Pembahasan Teologis Seputar Bencana Banjir
Oleh: Otong Sulaeman
Akhir-akhir ini, sejumlah kawasan di Jawa Barat dilanda bencana banjir. Sebagian kawasan Garut luluh lantak diterjang banjir bandang. Untuk pertama kalinya dalam sejarah, beberapa ruas jalan besar di Kota Bandung menampilkan pemandangan seperti sungai dengan aliran yang sangat deras. Adapun banjir musiman di Kecamatan Bale Endah, alih-alih teratasi, malah semakin menjadi-menjadi.
Sebagai masayarakat yang “religius”, bangsa Indonesia biasanya langsung menghubungkan peristiwa demi peristiwa bencana tersebut dalam kerangka berpikir teologis. Setiap kali terjadi bencana alam, agama sering dibawa-bawa.Untuk setiap bencana banjir yang cukup massif, nama Tuhan disertakan dalam doa dan harapan. Klarifikasi teologis pun dikemukakan.
Teks-teks agama memang sangat banyak berbicara tentang hubungan antara perilaku individual manusia dengan turunnya bencana. Ada teks agama yang secara jelas menyatakan bahwa bencana muncul sebagai hukuman Tuhan kepada perilaku dosa dan maksiat manusia. Inilah yang terjadi pada ummat-ummat terdahulu seperti kaum Madyan, yaitu kaum Nabi Syu’aib a.s. (Al-A’raf: 91) atau kaum Nabi Nuh a.s. (Al-Ankabut: 14). Model hubungan “dosa-bencana” ini adalah hal yang diterima secara luas oleh kaum Muslimin. Para ulama pun sudah banyak menjelaskan hubungan di antara keduanya.
Pada dasarnya, hubungan spiritual ini lebih bersifat umum lagi, karena tidak hanya terkait dengan perilaku buruk, melainkan juga perilaku baik. Jadi, polanya bukan hanya “dosa-bencana”, melainkan juga “amal salih-kebaikan”. Silaturahmi diyakini bisa memanjangkan usia; ketakwaan suatu kaum bisa menurunkan rezeki dari langit kepada kaum itu; dan seterusnya. Dari sisi ini, respons terbaik saat kita menghadapi bencana adalah introspeksi. Kita perbaiki perilaku kita secara bersama-sama. Jika kita yakin ada kesalahan yang kita lakukan, jelas kita harus bertobat.

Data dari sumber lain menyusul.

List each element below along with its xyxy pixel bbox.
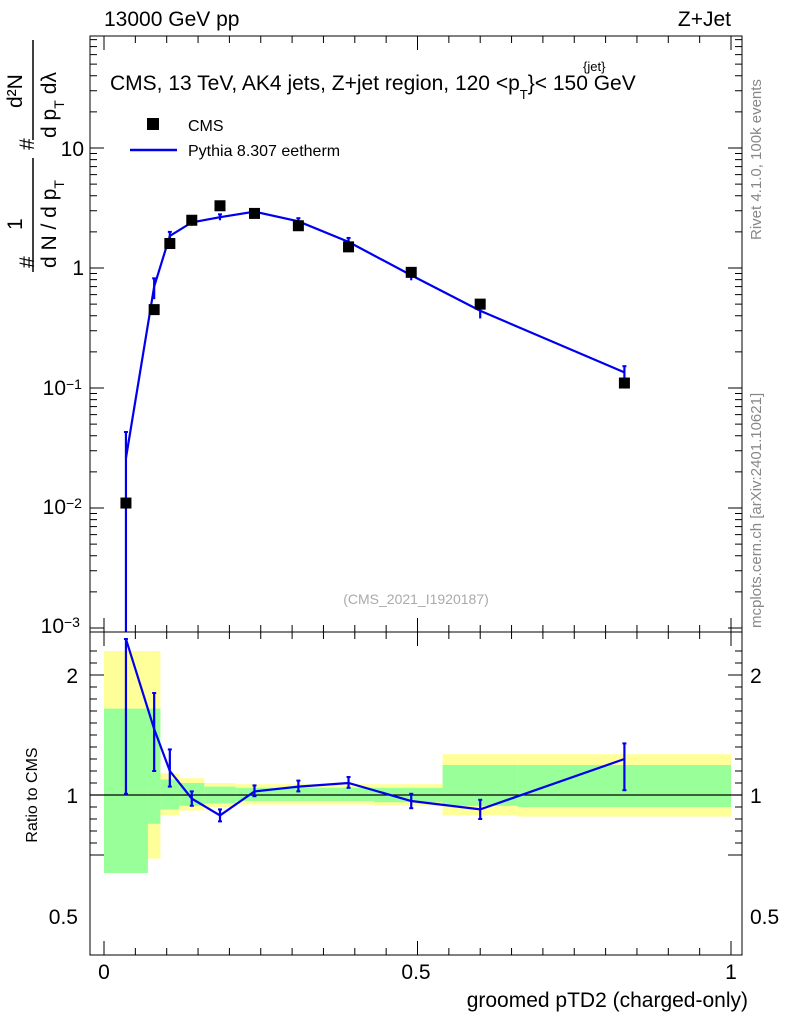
ylabel-denominator: d N / d pT [38,180,67,268]
x-axis-label: groomed pTD2 (charged-only) [467,989,748,1012]
main-ticks [90,36,742,632]
energy-label: 13000 GeV pp [104,8,239,31]
ytick-exp-0p001: −3 [64,614,80,630]
mcplots-label: mcplots.cern.ch [arXiv:2401.10621] [748,393,765,628]
ratio-ylabel: Ratio to CMS [24,747,41,842]
cms-data-point [618,377,630,389]
cms-data-point [405,266,417,278]
ratio-ytick-1-right: 1 [750,785,762,808]
ratio-ytick-2-right: 2 [750,665,762,688]
main-title-superscript: {jet} [583,59,606,74]
ylabel-numerator: 1 [4,218,27,230]
cms-data-point [148,304,160,316]
main-ytick-labels: 10 1 10 −1 10 −2 10 −3 [41,138,84,638]
ratio-ytick-2-left: 2 [66,665,78,688]
ylabel2-denominator: d pTdλ [38,72,67,138]
ratio-uncertainty-bands [104,651,731,873]
legend-cms-marker [147,118,159,130]
legend: CMS Pythia 8.307 eetherm [130,118,340,160]
ratio-ytick-0p5-right: 0.5 [750,906,779,929]
ytick-exp-0p1: −1 [66,376,82,392]
ratio-ytick-0p5-left: 0.5 [49,906,78,929]
main-cms-series [120,200,630,509]
cms-data-point [474,298,486,310]
ytick-label-1: 1 [72,257,84,280]
cms-data-point [164,238,176,250]
main-pythia-series [123,208,627,632]
cms-data-point [186,214,198,226]
rivet-version-label: Rivet 4.1.0, 100k events [748,79,765,240]
ylabel2-numerator: d²N [4,74,27,108]
cms-data-point [248,207,260,219]
ratio-pythia-series [123,638,627,823]
ytick-label-0p001: 10 [41,615,64,638]
cms-data-point [120,497,132,509]
xtick-0p5: 0.5 [401,961,430,984]
legend-cms-label: CMS [188,118,224,135]
legend-pythia-label: Pythia 8.307 eetherm [188,143,340,160]
ytick-label-0p1: 10 [43,377,66,400]
xtick-1: 1 [725,961,737,984]
cms-data-point [214,200,226,212]
pythia-line [124,210,625,459]
ratio-frame [89,631,743,956]
ratio-ticks [90,632,742,955]
analysis-id: (CMS_2021_I1920187) [343,591,489,607]
cms-data-point [292,220,304,232]
process-label: Z+Jet [678,8,731,31]
xtick-0: 0 [98,961,110,984]
cms-data-point [343,241,355,253]
ytick-label-0p01: 10 [43,496,66,519]
main-ylabel: # 1 d N / d pT # d²N d pTdλ [4,40,67,272]
ylabel-hash: # [16,256,39,268]
ylabel2-hash: # [16,138,39,150]
main-title: CMS, 13 TeV, AK4 jets, Z+jet region, 120… [110,72,636,102]
ytick-label-10: 10 [61,138,84,161]
ytick-exp-0p01: −2 [66,495,82,511]
ratio-ytick-1-left: 1 [66,785,78,808]
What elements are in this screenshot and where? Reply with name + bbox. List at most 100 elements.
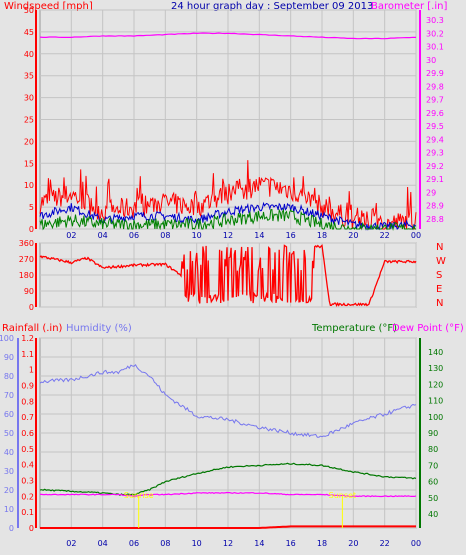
direction-tick-label: 180 <box>19 271 34 280</box>
wind-max-line <box>39 160 417 231</box>
x-tick-label-top: 04 <box>98 231 108 240</box>
axis-lines <box>17 10 421 528</box>
rainfall-tick-label: 0.8 <box>21 397 34 406</box>
header-barometer-label: Barometer [.in] <box>371 1 447 12</box>
x-tick-label-top: 20 <box>348 231 358 240</box>
x-tick-label-bottom: 04 <box>98 539 108 548</box>
windspeed-tick-label: 50 <box>24 6 34 15</box>
x-tick-label-top: 10 <box>192 231 202 240</box>
barometer-tick-label: 29.7 <box>426 96 444 105</box>
barometer-tick-label: 29.5 <box>426 122 444 131</box>
temperature-tick-label: 130 <box>428 364 443 373</box>
rainfall-tick-label: 0.3 <box>21 477 34 486</box>
barometer-tick-label: 30.2 <box>426 29 444 38</box>
x-tick-label-bottom: 12 <box>223 539 233 548</box>
rainfall-tick-label: 0.6 <box>21 429 34 438</box>
x-tick-label-bottom: 22 <box>380 539 390 548</box>
barometer-tick-label: 29.4 <box>426 135 444 144</box>
barometer-tick-label: 28.9 <box>426 202 444 211</box>
x-tick-label-top: 14 <box>254 231 264 240</box>
x-tick-label-bottom: 14 <box>254 539 264 548</box>
x-tick-label-top: 12 <box>223 231 233 240</box>
x-tick-label-top: 02 <box>66 231 76 240</box>
x-tick-label-bottom: 08 <box>160 539 170 548</box>
rainfall-tick-label: 0.2 <box>21 492 34 501</box>
humidity-tick-label: 90 <box>4 353 14 362</box>
compass-label: S <box>436 270 442 281</box>
temperature-tick-label: 140 <box>428 348 443 357</box>
humidity-tick-label: 30 <box>4 467 14 476</box>
humidity-tick-label: 20 <box>4 486 14 495</box>
x-tick-label-top: 22 <box>380 231 390 240</box>
tick-labels: 0202040406060808101012121414161618182020… <box>0 6 446 548</box>
barometer-tick-label: 30.3 <box>426 16 444 25</box>
barometer-tick-label: 29.2 <box>426 162 444 171</box>
x-tick-label-top: 06 <box>129 231 139 240</box>
windspeed-tick-label: 5 <box>29 203 34 212</box>
x-tick-label-bottom: 18 <box>317 539 327 548</box>
compass-label: N <box>436 242 443 253</box>
header-graph-title: 24 hour graph day : September 09 2013 <box>171 1 373 12</box>
direction-tick-label: 0 <box>29 303 34 312</box>
temperature-tick-label: 60 <box>428 478 438 487</box>
rainfall-line <box>40 525 416 529</box>
windspeed-tick-label: 40 <box>24 50 34 59</box>
sunset-label: Sunset <box>329 491 356 500</box>
humidity-tick-label: 100 <box>0 334 14 343</box>
windspeed-tick-label: 35 <box>24 72 34 81</box>
series-layer <box>39 32 417 529</box>
windspeed-tick-label: 45 <box>24 28 34 37</box>
barometer-tick-label: 29.3 <box>426 149 444 158</box>
barometer-tick-label: 29.8 <box>426 82 444 91</box>
temperature-tick-label: 50 <box>428 494 438 503</box>
rainfall-tick-label: 1.1 <box>21 350 34 359</box>
barometer-tick-label: 30 <box>426 56 436 65</box>
temperature-tick-label: 90 <box>428 429 438 438</box>
direction-tick-label: 360 <box>19 239 34 248</box>
x-tick-label-bottom: 06 <box>129 539 139 548</box>
x-tick-label-bottom: 16 <box>286 539 296 548</box>
x-tick-label-top: 18 <box>317 231 327 240</box>
annotation-layer: Sunrise Sunset <box>124 491 356 528</box>
rainfall-tick-label: 0.9 <box>21 382 34 391</box>
temperature-tick-label: 70 <box>428 461 438 470</box>
barometer-tick-label: 30.1 <box>426 43 444 52</box>
x-tick-label-top: 00 <box>411 231 421 240</box>
barometer-tick-label: 29 <box>426 188 436 197</box>
windspeed-tick-label: 30 <box>24 94 34 103</box>
humidity-tick-label: 0 <box>9 524 14 533</box>
compass-label: W <box>436 256 446 267</box>
rainfall-tick-label: 0.4 <box>21 461 34 470</box>
rainfall-label: Rainfall (.in) <box>2 323 63 334</box>
humidity-tick-label: 10 <box>4 505 14 514</box>
direction-tick-label: 270 <box>19 255 34 264</box>
windspeed-tick-label: 25 <box>24 116 34 125</box>
temperature-line <box>39 462 417 496</box>
x-tick-label-bottom: 02 <box>66 539 76 548</box>
compass-label: N <box>436 298 443 309</box>
windspeed-tick-label: 0 <box>29 225 34 234</box>
barometer-tick-label: 29.6 <box>426 109 444 118</box>
temperature-tick-label: 100 <box>428 413 443 422</box>
temperature-tick-label: 80 <box>428 445 438 454</box>
rainfall-tick-label: 0.7 <box>21 413 34 422</box>
rainfall-tick-label: 1.2 <box>21 334 34 343</box>
direction-tick-label: 90 <box>24 287 34 296</box>
x-tick-label-top: 16 <box>286 231 296 240</box>
humidity-tick-label: 40 <box>4 448 14 457</box>
wind-direction-line <box>39 244 417 308</box>
humidity-tick-label: 50 <box>4 429 14 438</box>
wind-min-line <box>39 208 416 231</box>
dewpoint-line <box>39 491 417 498</box>
temperature-tick-label: 40 <box>428 510 438 519</box>
windspeed-tick-label: 20 <box>24 137 34 146</box>
humidity-tick-label: 60 <box>4 410 14 419</box>
compass-label: E <box>436 284 442 295</box>
barometer-tick-label: 29.9 <box>426 69 444 78</box>
barometer-tick-label: 28.8 <box>426 215 444 224</box>
rainfall-tick-label: 0 <box>29 524 34 533</box>
rainfall-tick-label: 1 <box>29 366 34 375</box>
header-windspeed-label: Windspeed [mph] <box>4 1 93 12</box>
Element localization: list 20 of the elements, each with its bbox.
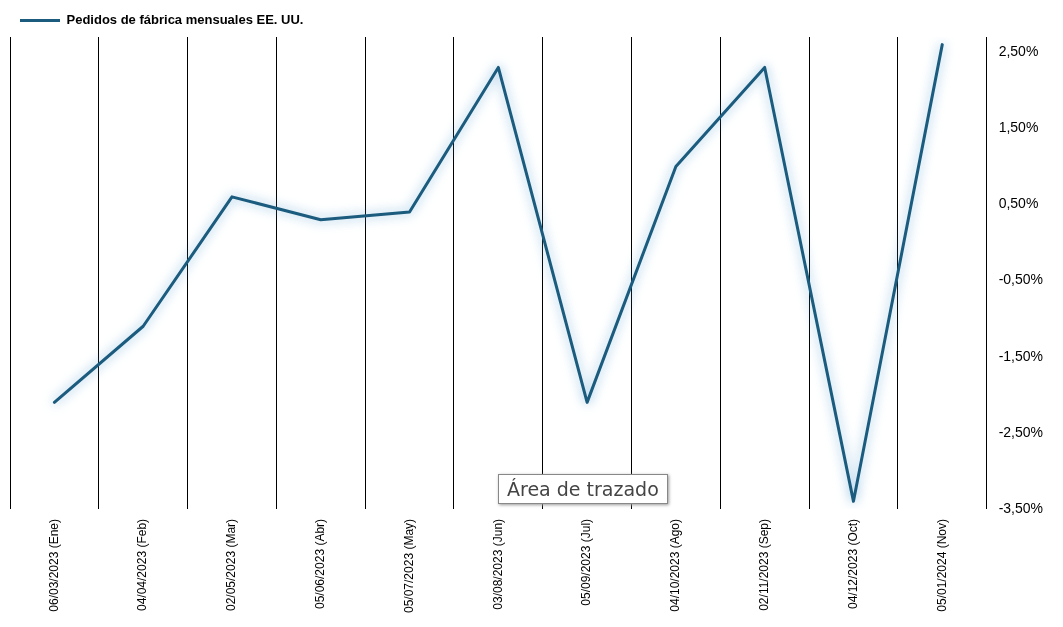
x-tick-label: 06/03/2023 (Ene) [46, 518, 61, 612]
x-tick-label: 05/09/2023 (Jul) [579, 518, 594, 606]
legend-label: Pedidos de fábrica mensuales EE. UU. [66, 12, 304, 28]
x-tick-label: 03/08/2023 (Jun) [490, 518, 505, 610]
x-tick-label: 04/12/2023 (Oct) [845, 518, 860, 610]
x-tick-label: 02/05/2023 (Mar) [224, 518, 239, 612]
y-tick-label: 1,50% [998, 119, 1039, 136]
x-tick-label: 04/04/2023 (Feb) [135, 518, 150, 612]
x-tick-label: 05/07/2023 (May) [401, 518, 416, 614]
y-tick-label: -1,50% [998, 347, 1043, 364]
y-tick-label: 0,50% [998, 195, 1039, 212]
x-tick-label: 04/10/2023 (Ago) [668, 518, 683, 612]
y-tick-label: -2,50% [998, 423, 1043, 440]
y-tick-label: 2,50% [998, 43, 1039, 60]
y-tick-label: -3,50% [998, 499, 1043, 516]
y-tick-label: -0,50% [998, 271, 1043, 288]
x-tick-label: 02/11/2023 (Sep) [756, 518, 771, 611]
x-tick-label: 05/06/2023 (Abr) [313, 518, 328, 610]
annotation: Área de trazado [498, 474, 668, 504]
x-tick-label: 05/01/2024 (Nov) [934, 518, 949, 612]
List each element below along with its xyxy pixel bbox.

Akan tetapi, pembahasan agama terkait dengan bencana itu bukan melulu masalah dosa-bencana atau amal-kebaikan. Fenomena bencana alam, seperti banjir masif yang terjadi akhir-akhir ini, bisa dilihat dari perspektif dosa sosial manusia. Bencana terjadi karena ulah manusia yang telah merusak ekosistem. Di sini, alam hanyalah merespons. Bencana hanyalah pantulan atas perilaku ekologis manusia. Karena alam disakiti, maka ia balas manyakiti. Perilaku yang direspons bisa jadi bukan tanggung jawab manusia generasi sekarang. Kebanyakan malah ulah orang terdahulu. Jika ini yang terjadi, para perusak ekosistem harus bertanggung jawab di hadapan Tuhan.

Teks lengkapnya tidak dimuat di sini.